Что вы хотите от меня? Что вы ищете?
    — Я определенно ищу, и скажу вам об этом, но
всему свой черед, А над вашей трактовкой боярыни надо подумать. Это крайне любопытно. И это не случайно. Убежден, что не случайно.
     — Нет ничего случайного в этом мире, — это сверху мой сожитель мне снова подмигнул. — Ты слушай, болван, как надо искусство применять к сегодняшним обстоятельствам. Слушай капитана, покорись ему. Он главный хозяин на земле. Ему принадлежат горы и реки, озера и поляны, искусство и заводы, старики и женщины. Слушай и впитывай. Думай, к чему он клонит. Это-то я как раз и хотел выяснить.
    — Я хотел бы еще раз спросить относительно этой самой социальной контрастности. Вы считаете, что эти юродивые у Сурикова и дебильные шуты у Веласкеса как-то повязаны между собой? И что эти шуты могут?..
     —Вот именно. Могут. — утвердительно закивал головой капитан. — Всегда могли. Неизвестно еще, кто сильнее — карлик, пигмей и этот полудурок из Вальекаса или Родриго Борджиа и Иннокентий Десятый.
     — Вы так прогрессивны! — вырвалось у меня.
   — А вот на такой вывод становиться не следовало бы. Типичное заблуждение: стоит кому-либо сказать радикальную глупость, как сразу в ранг прогрессивности заносят любую посредственность. Шутовство — это радикалы. Настоящее искусство учит Любви, Целомудрию, Святости, а стало быть, Лояльности. Шуты никогда не были лояльными. Они всегда зеркально отражали крамолу. Инакомыслие, скрытое под маской дегенерата, опаснее инакомыслия открытого. Шутам нужны дебильные рожи, чтобы скрыть свой ум. А правителям, чтобы скрыть свою глупость.
    — Это если по большому счету.
    — Только по большому счету надо подходить и к искусству, и к социальным противоречиям.
    — Вы так разбираетесь в искусстве, — снова вставил я. — Как же вам я смогу лекцию читать?
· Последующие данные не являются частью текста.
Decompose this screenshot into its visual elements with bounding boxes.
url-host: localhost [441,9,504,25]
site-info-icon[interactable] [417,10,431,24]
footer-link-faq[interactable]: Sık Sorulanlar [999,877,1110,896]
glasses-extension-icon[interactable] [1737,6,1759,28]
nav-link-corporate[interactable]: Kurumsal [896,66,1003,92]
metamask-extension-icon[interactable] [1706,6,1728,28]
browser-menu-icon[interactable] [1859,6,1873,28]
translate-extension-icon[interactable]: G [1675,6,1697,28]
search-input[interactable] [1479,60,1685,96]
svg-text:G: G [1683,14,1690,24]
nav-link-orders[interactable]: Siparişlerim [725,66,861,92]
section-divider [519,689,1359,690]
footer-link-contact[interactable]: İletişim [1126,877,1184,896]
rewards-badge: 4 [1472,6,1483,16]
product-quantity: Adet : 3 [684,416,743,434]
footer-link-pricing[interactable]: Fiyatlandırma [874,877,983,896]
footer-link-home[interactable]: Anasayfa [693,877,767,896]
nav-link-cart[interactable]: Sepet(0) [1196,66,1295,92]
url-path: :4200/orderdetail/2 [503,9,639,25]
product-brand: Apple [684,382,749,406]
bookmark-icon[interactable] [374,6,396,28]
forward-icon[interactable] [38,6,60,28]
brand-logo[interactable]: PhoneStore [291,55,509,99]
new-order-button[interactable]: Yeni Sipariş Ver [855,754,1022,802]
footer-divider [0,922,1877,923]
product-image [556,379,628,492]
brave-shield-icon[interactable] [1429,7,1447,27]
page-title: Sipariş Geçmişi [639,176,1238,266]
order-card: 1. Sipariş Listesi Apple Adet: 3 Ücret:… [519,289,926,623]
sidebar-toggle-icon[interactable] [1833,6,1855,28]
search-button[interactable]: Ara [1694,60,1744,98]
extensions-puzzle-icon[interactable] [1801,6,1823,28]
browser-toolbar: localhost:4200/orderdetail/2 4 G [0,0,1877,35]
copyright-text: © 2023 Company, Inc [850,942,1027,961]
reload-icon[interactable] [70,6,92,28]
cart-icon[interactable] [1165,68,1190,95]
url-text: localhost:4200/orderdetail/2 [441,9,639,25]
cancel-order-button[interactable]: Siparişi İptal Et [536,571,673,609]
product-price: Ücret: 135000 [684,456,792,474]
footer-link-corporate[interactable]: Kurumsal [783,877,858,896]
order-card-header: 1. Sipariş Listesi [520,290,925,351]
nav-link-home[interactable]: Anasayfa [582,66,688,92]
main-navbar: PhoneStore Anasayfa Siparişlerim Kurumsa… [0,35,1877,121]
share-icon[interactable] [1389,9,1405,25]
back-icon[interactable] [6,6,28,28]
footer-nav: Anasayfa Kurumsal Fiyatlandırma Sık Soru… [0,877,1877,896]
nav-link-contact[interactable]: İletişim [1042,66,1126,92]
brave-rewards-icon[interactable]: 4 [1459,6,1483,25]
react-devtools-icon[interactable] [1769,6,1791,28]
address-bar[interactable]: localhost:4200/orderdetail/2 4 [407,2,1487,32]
   — Не мне читать. Коллективу. Мне одному не в силах осуществить замыслы, которые намечаются в этом доме. Как видите,, я откровенен с вами. До -позвоночника откровенен. Я, как и вы, здесь человек новый. Мне труднее в чем-то, чем вам. Приходится бороться с устоявшимися методами...
    — Я не смогу прочесть лекцию, — решительно сказал я. — У меня не так мышление поставлено.
    — Хорошо, прочтите так, как вы читали в прошлый вторник во Дворце культуры,
    — Вы и это знаете?
    — Племянница моя без ума от ваших чтений.
    — Племянница?
    — Шафранова Света, ваша ученица... Это было совсем неожиданным для меня. И капитан это понял.
    — Сказать вам правду? — вдруг спросил он, как бы погасив свое воодушевление.
     Я пожал плечами, однако подался вперед, весь в слух обратился.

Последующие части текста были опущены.